第三章 ◇


 ――グチャグチャになった思考回路。無数の糸が絡まってしまったかのよう。解いても解いても、また別の場所が絡まってしまう。バッサリと鋏で切れればどんなに楽だろうとレミリアは化粧室の個室で天井を見上げていた。壁に背中を預け、高鳴ってしまった心臓を押さえつけるかのように左胸に手を当てるのだ。

(今日の私、なんだかおかしいわ。いつもと違う。恢が傍にいるだけで、どうしてこんなに焦っちゃうのかしら?)

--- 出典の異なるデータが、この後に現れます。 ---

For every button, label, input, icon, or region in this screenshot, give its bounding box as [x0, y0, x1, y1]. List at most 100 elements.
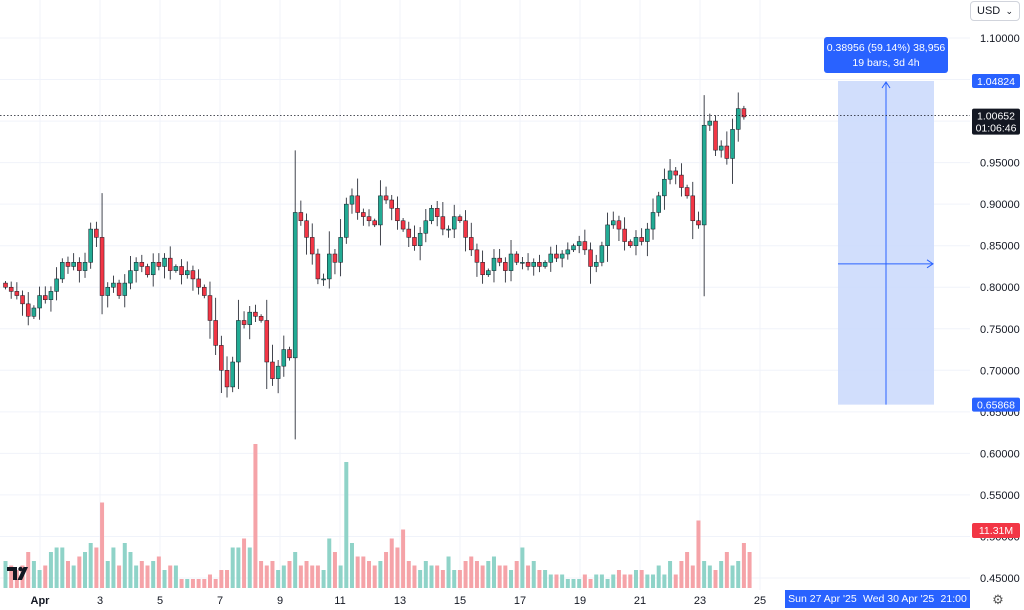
y-tick-label: 0.60000 [980, 448, 1020, 460]
volume-bar [474, 561, 479, 588]
volume-bar [509, 570, 514, 588]
candle [145, 263, 150, 278]
candle [338, 219, 343, 277]
volume-bar [88, 543, 93, 588]
candle [185, 261, 190, 279]
volume-bar [452, 570, 457, 588]
measure-change-text: 0.38956 (59.14%) 38,956 [827, 42, 946, 54]
candle [412, 225, 417, 251]
x-tick-label: 7 [217, 595, 223, 607]
candle [639, 228, 644, 246]
candle [196, 269, 201, 295]
candle [179, 259, 184, 285]
volume-bar [463, 561, 468, 588]
candle [224, 356, 230, 398]
volume-bars [3, 444, 752, 588]
volume-bar [276, 570, 281, 588]
candle [735, 92, 741, 142]
candle [571, 243, 576, 252]
x-tick-label: 23 [694, 595, 706, 607]
volume-bar [77, 556, 82, 588]
candle [37, 286, 42, 320]
candle [315, 248, 321, 285]
candle [207, 281, 213, 339]
candle [111, 275, 116, 293]
volume-bar [406, 561, 411, 588]
volume-bar [367, 561, 372, 588]
time-axis[interactable]: Apr 3 5 7 9 11 13 15 17 19 21 23 25 [31, 595, 767, 607]
volume-bar [71, 565, 76, 588]
volume-bar [531, 561, 536, 588]
candle [258, 314, 264, 323]
candle [241, 311, 247, 329]
volume-bar [190, 579, 195, 588]
arrow-right-icon [926, 259, 934, 269]
measure-tooltip-box [824, 37, 948, 73]
volume-bar [633, 570, 638, 588]
volume-bar [611, 574, 616, 588]
candle [679, 163, 684, 197]
volume-bar [543, 570, 548, 588]
volume-bar [361, 556, 366, 588]
candle [696, 211, 701, 229]
candle [446, 225, 451, 238]
candle [105, 282, 110, 308]
candle [230, 356, 235, 393]
volume-bar [418, 570, 423, 588]
candle [14, 282, 20, 300]
candle [20, 290, 25, 316]
candle [480, 250, 485, 284]
date-range-start: Sun 27 Apr '25 [788, 593, 857, 605]
candle [542, 260, 548, 269]
currency-selector[interactable]: USD ⌄ [970, 1, 1020, 21]
volume-bar [628, 574, 633, 588]
candle [582, 229, 588, 255]
volume-bar [480, 565, 485, 588]
volume-bar [3, 561, 8, 588]
volume-bar [128, 552, 133, 588]
volume-bar [554, 574, 559, 588]
candle [355, 178, 360, 220]
volume-bar [469, 556, 474, 588]
volume-bar [94, 547, 99, 588]
candle [298, 200, 304, 226]
date-range-end: Wed 30 Apr '25 [862, 593, 935, 605]
volume-bar [622, 574, 627, 588]
candlesticks [3, 92, 747, 440]
volume-bar [349, 543, 354, 588]
chevron-down-icon: ⌄ [1005, 5, 1013, 16]
candle [287, 346, 292, 361]
volume-bar [594, 574, 599, 588]
candle [406, 221, 412, 247]
volume-bar [293, 552, 298, 588]
candle [434, 200, 440, 227]
volume-bar [702, 561, 707, 588]
measure-range[interactable] [838, 81, 934, 405]
volume-bar [65, 561, 70, 588]
volume-bar [378, 561, 383, 588]
candle [548, 246, 554, 272]
volume-bar [134, 565, 139, 588]
gear-icon[interactable]: ⚙ [992, 592, 1004, 607]
volume-bar [9, 565, 14, 588]
volume-bar [100, 502, 105, 588]
volume-bar [423, 561, 428, 588]
candle [139, 254, 145, 273]
volume-bar [304, 561, 309, 588]
candle [508, 240, 514, 282]
candle [673, 167, 678, 185]
candle [520, 256, 525, 270]
price-axis[interactable]: 0.450000.500000.550000.600000.650000.700… [980, 33, 1020, 585]
candle [400, 218, 406, 232]
volume-bar [213, 579, 218, 588]
candle [429, 204, 434, 225]
candle [531, 258, 536, 276]
candle [128, 256, 133, 290]
volume-bar [139, 561, 144, 588]
candle [378, 180, 383, 246]
candle [270, 344, 275, 386]
date-range-time: 21:00 [940, 593, 967, 605]
candle [88, 222, 93, 269]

 早鐘を打つ心臓の忙しなさに、喉の奥が渇く。唾を飲み込み、少しだけむせる。レミリアは、今日の〝デート〟を楽しんでいた。それでも、はっきりさせなければいけないことがあったのだ。

(駄目よ。やっぱり、駄目。けど、私は違うの。……私にはもう、後がないの)

 こんな状況だから、勘違いしているのかもしれない。

 こんな事態だから、そう想いたいだけなのかもしれない。

 こんな運命だから、そう信じてみたいだけなのかもしれない。

 自分が幼いと知っている。自分が弱いと知っている。自分が脆いと知っている。だからこそ、そう願うだけなのかもしれない。レミリアという存在は危うい。自分一人で、己さえ保てない。

 ここにはいない彼の姿を想う。大きな背中。無骨な腕。不器用な笑み。きっと彼は、間違えないだろう。優しいから、そして私と同じように脆いから。レミリアの想いは理性と欲望の狭間で悶え、溺れかける。

「駄目ね、私。恢に甘えてばかりだわ」

 レミリアは子供で、恢は大人だから許される。そんな問題でも領域でもない。彼のことを本気で考えているのなら、彼のために去ればよかった。そうしなかったのは、出来なかったのは、彼女の罪に他ならない。

「……もしも、もしもね」

 恢のために、選ばなければいけないのなら、選べるだろうか。その選択を捨てずに握れるだろうか。心を焦がしても、傷付けても、掴めるだろうか。